Our basement has a bunch of recessed can lights in the ceiling. Like, 16 of them total, if you count the two in the stairwell. Originally they were all populated with 65 W incandescent flood lamps. Quite a while ago, I replaced them with CFL bulbs that only required 15 W each. Since I was using the basement as my home office, that was quite a savings. Assuming the lights were on around 12 hours a day, it saved roughly 9.6 kWH of electricity daily. Those CFL lamps were not cheap, about $14 each as I recall… but they paid for themselves in under a year, if I remember the math right.
Of course CFL lamps don’t turn on at full brightness immediately. They took a few seconds to get up to snuff, maybe half a minute or so after they were installed. It was OK, not great, but not bad at all considering the energy saved. Over time, though, they took longer and longer to turn on. They were also getting dimmer and dimmer over time. Lately it’s been turn on the lights, then go do something else for five minutes or so — and the light is still not great. It was time to replace them.
I ordered a batch of Feit 90+ CRI 75 W replacement, dimmable LED retrofit kits. These replace the lamp and trim, and give substantially more light for roughly the same power consumption. They’re rated at 14 W and 850 lumens. So far I’ve installed 10 of the 16, and the difference is striking. Of course they reach full brightness as soon as you flip the switch, which is nice. They’re also quite a bit brighter than the CFLs ever were, so the amount of available light as gone from inadequate or barely adequate to “plenty”. And these were cheap, at an average of less than $7.50 per fixture after shipping.
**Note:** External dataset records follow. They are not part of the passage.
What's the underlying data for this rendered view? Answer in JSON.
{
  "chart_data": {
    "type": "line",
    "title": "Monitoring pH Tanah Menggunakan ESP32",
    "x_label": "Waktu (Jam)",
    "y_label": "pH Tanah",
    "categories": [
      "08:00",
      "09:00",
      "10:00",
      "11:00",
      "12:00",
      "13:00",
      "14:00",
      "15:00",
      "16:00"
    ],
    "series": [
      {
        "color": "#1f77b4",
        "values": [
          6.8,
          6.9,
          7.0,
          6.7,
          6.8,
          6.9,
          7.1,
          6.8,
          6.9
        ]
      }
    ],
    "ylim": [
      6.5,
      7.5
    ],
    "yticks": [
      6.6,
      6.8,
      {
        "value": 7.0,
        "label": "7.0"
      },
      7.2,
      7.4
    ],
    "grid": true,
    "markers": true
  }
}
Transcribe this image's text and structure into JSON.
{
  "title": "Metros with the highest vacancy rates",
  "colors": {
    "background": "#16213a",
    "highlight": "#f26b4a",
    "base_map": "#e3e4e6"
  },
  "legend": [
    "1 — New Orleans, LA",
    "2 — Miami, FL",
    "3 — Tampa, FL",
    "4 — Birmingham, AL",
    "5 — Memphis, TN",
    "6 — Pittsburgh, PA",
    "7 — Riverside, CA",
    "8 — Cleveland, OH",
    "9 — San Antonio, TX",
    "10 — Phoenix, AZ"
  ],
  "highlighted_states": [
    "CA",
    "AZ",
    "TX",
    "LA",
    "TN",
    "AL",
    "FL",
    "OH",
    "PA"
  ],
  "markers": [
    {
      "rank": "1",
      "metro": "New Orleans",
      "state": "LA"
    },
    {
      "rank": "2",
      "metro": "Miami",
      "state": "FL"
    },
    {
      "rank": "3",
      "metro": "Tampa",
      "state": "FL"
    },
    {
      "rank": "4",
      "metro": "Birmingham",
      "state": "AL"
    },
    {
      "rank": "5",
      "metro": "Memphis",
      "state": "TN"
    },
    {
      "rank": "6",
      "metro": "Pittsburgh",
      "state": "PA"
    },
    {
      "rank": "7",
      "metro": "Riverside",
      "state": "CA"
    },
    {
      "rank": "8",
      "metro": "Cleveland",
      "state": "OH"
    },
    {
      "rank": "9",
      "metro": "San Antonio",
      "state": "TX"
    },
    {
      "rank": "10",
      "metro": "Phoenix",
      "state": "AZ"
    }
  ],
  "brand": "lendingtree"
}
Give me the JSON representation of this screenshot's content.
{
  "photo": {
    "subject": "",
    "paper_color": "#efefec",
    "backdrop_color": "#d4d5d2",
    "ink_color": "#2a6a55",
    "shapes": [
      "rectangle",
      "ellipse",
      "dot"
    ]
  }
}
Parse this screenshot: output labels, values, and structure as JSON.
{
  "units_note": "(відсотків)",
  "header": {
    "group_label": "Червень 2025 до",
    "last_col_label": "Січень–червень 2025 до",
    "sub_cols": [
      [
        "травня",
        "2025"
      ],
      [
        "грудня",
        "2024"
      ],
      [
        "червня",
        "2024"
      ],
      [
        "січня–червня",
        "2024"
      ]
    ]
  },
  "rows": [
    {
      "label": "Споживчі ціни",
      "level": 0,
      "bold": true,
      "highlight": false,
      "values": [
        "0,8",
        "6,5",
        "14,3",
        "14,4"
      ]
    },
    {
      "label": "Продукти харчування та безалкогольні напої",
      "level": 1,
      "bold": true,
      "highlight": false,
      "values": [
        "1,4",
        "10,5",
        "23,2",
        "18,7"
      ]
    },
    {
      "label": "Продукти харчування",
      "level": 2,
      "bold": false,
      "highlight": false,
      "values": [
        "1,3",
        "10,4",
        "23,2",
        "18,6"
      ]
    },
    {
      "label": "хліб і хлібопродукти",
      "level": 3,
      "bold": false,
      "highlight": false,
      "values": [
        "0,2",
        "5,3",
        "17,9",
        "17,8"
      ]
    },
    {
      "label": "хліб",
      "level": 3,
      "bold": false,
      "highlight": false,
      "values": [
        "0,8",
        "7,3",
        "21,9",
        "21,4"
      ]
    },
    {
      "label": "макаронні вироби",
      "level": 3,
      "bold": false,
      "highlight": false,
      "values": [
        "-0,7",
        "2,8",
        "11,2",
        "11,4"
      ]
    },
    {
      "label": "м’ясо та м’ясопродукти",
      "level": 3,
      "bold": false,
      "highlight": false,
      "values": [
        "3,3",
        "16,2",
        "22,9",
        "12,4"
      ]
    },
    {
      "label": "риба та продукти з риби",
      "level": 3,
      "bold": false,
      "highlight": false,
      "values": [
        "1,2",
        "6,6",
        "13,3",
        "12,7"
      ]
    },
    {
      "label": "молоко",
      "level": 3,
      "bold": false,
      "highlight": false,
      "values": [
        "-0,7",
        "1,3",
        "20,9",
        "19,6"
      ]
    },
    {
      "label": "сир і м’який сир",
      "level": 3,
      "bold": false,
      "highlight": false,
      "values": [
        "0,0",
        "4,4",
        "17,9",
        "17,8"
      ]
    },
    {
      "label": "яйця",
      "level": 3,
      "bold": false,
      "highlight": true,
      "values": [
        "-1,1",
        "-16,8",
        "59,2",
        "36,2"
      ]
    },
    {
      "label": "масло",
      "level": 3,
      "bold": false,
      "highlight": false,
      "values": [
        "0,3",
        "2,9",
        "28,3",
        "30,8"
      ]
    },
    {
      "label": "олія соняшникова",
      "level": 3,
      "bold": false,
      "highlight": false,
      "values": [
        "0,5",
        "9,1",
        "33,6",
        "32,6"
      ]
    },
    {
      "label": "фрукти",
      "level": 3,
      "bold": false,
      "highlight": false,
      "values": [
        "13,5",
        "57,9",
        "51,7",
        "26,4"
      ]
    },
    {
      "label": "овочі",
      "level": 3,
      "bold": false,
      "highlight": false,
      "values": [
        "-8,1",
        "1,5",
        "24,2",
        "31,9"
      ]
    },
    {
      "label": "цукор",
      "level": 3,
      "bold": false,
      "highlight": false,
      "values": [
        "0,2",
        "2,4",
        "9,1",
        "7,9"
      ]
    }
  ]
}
The real surprise was how long those CFLs had been in place. I didn’t realize it, but I found a notation on one that it was installed in mid-2007. I’m pretty sure that was a replacement for one of the failed original lamps, because they were supposedly warrantied for a few years. I’ll say this — after eleven years, those CFL bulbs owe me nothing. If I get the same life out of the LEDs I’ll be a happy guy.
Now to figure out how we’re supposed to dispose of CFL bulbs. I’m pretty sure they’re not supposed to go in the garbage, and I’ve got a pile of them now.